Kannad is a Taluka and a Municipal Council City in Aurangabad District in the Indian state of Maharashtra. Kannad has located 58 km from Aurangabad. It is located 24 km away from the Ellora Caves and Grishneshwar Temple. It is 45 Km from Daulatabad / Deogiri Fort. 
Kannad has the highest number of Dams in Maharashtra. 
It has 15 Dams and 7 Lakes. Kannad is in Marathwada.
Kannad has around 244 Villages. Kannad is also called as प्रवेश व्दार - Entry Gate for Marathwada and Khandesh Region. It joins Marathwada and Khandesh Region. 
Kannad is one of the developed Taluka in Aurangabad  District. 

Kannad also has one of the biggest Sugar Factory Baramati Agro Limited - Kannad Unit owned by Shri. Rajendra Pawar and Maharashtrian Politician and NCP MLA Rohit Rajendra Pawar.

Tourism
Pitalkhora Caves, Buddhist Rock-Cut Caves.
Gautala Autramghat Sanctuary, Protected Wildlife Sanctuary
Antur Fort - Built by Maratha Killedar.
Ambadi Dam, Shivna Takli Dam- Biggest Dams in Kannad
Malhargad - Khandoba Temple on the edge of Autram Ghat.

Geography
It has an average elevation of 633 metres (2076 feet).
Origin of Shivna River is from Kannad. Shivna River starts in Kannad and flows directly to Jaikwadi Dam.
Kannad has largest number of Teak and Sandalwood Trees.
Kannad has large villages including Hiwarkheda Gautala, Pishor, Bahirgaon, Chapaner, Andhaner, Nagad, Aurala, Kunjkheda, Karanjkheda, Nagapur, Chikalthana.
Agriculture is the main occupation in Kannad.

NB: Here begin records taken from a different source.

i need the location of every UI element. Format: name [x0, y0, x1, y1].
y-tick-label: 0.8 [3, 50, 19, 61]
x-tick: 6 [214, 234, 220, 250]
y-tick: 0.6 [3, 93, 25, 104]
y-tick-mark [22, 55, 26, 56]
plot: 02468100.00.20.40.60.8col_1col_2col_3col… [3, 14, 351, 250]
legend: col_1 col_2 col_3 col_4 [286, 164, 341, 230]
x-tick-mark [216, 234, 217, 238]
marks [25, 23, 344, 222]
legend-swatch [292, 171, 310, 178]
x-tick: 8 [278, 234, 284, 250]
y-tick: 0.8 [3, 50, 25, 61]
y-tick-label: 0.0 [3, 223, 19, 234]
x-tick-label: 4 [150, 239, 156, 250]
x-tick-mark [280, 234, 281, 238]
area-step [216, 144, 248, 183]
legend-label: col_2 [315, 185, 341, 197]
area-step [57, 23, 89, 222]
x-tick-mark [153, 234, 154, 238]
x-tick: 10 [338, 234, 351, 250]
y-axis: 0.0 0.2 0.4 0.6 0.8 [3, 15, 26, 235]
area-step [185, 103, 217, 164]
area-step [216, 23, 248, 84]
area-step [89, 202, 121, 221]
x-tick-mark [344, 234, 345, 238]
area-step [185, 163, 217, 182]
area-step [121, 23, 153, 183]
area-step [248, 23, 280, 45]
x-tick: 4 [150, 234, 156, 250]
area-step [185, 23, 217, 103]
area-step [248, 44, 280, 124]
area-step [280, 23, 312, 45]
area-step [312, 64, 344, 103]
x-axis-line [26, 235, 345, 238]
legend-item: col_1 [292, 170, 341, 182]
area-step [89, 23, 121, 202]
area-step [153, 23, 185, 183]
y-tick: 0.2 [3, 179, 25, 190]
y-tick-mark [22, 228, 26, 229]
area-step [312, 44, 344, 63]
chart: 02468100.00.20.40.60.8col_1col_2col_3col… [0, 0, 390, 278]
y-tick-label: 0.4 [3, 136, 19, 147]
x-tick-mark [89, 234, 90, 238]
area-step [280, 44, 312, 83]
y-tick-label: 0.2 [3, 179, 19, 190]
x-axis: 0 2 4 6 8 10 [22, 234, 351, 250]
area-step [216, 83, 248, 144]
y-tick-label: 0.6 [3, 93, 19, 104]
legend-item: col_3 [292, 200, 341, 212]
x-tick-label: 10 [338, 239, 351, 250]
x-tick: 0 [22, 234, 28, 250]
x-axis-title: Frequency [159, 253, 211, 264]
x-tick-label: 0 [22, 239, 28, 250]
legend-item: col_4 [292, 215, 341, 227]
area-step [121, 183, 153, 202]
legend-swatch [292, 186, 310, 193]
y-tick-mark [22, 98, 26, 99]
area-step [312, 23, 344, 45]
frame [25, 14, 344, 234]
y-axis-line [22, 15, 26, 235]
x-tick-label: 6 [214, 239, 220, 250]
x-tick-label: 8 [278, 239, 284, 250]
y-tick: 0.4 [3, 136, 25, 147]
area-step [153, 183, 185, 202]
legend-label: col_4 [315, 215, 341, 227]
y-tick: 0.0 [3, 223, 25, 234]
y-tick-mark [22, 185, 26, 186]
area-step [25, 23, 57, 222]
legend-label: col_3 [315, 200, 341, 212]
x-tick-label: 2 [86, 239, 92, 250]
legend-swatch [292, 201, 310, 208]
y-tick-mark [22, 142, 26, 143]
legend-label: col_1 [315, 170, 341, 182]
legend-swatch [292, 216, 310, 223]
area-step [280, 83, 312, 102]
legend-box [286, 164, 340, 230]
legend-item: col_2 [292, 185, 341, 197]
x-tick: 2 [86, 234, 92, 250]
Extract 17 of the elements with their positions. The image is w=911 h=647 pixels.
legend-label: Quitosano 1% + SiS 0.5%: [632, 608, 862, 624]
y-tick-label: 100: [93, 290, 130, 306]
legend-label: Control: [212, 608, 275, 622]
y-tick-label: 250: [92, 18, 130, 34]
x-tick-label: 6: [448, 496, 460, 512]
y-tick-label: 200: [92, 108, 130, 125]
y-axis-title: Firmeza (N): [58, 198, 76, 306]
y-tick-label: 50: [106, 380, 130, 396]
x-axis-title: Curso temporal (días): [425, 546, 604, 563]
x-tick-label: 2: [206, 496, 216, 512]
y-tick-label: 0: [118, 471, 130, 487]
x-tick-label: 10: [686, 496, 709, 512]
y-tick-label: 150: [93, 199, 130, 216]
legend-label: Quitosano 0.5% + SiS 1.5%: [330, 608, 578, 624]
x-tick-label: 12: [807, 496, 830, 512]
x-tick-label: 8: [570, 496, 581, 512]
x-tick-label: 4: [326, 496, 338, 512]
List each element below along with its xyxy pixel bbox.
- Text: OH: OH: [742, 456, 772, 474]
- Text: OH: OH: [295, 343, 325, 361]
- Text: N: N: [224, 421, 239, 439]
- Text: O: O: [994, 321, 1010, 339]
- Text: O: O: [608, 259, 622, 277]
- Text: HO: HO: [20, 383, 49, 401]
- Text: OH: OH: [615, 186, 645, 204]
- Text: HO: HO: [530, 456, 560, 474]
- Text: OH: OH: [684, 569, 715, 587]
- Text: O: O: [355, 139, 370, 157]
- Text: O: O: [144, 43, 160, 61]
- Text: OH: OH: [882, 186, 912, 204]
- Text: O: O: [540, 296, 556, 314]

Sugarcane, Onion, Ginger, Wheat, Maize and Jower are main crops cultured in Kannad Taluka.
Mumbai - Nagpur State Highway runs through Kannad.
Dhule - Solapur National Highway 211 runs through Kannad.
Navodaya Vidyalaya is also located in Kannad.

Demographics
 of India census, Kannad Taluka has total population of around 4,50,000. Kannad City has a population of 40,759. Males constitute 52% of the population and females 48%. Kannad has an average literacy rate of 84.45%, higher than the state average of 82.34%: male literacy is 90.44%, and female literacy is 78.07%. In Kannad, 15% of the population is under 6 years of age.

Schedule Caste (SC) constitutes 7.19% while Schedule Tribe (ST) were 3.78% of total population in Kannad.

Hinduism is practiced by 80% of the population. Muslims constitute 16% of the population. Navayana Buddhism is practiced by 3% of the population.

Kannad population are mostly of Maratha caste.

Politics
Kannad is part of the Aurangabad Lok Sabha constituency. It is represented in the Maharashtra state legislature through the Kannad (Vidhan Sabha Constituency).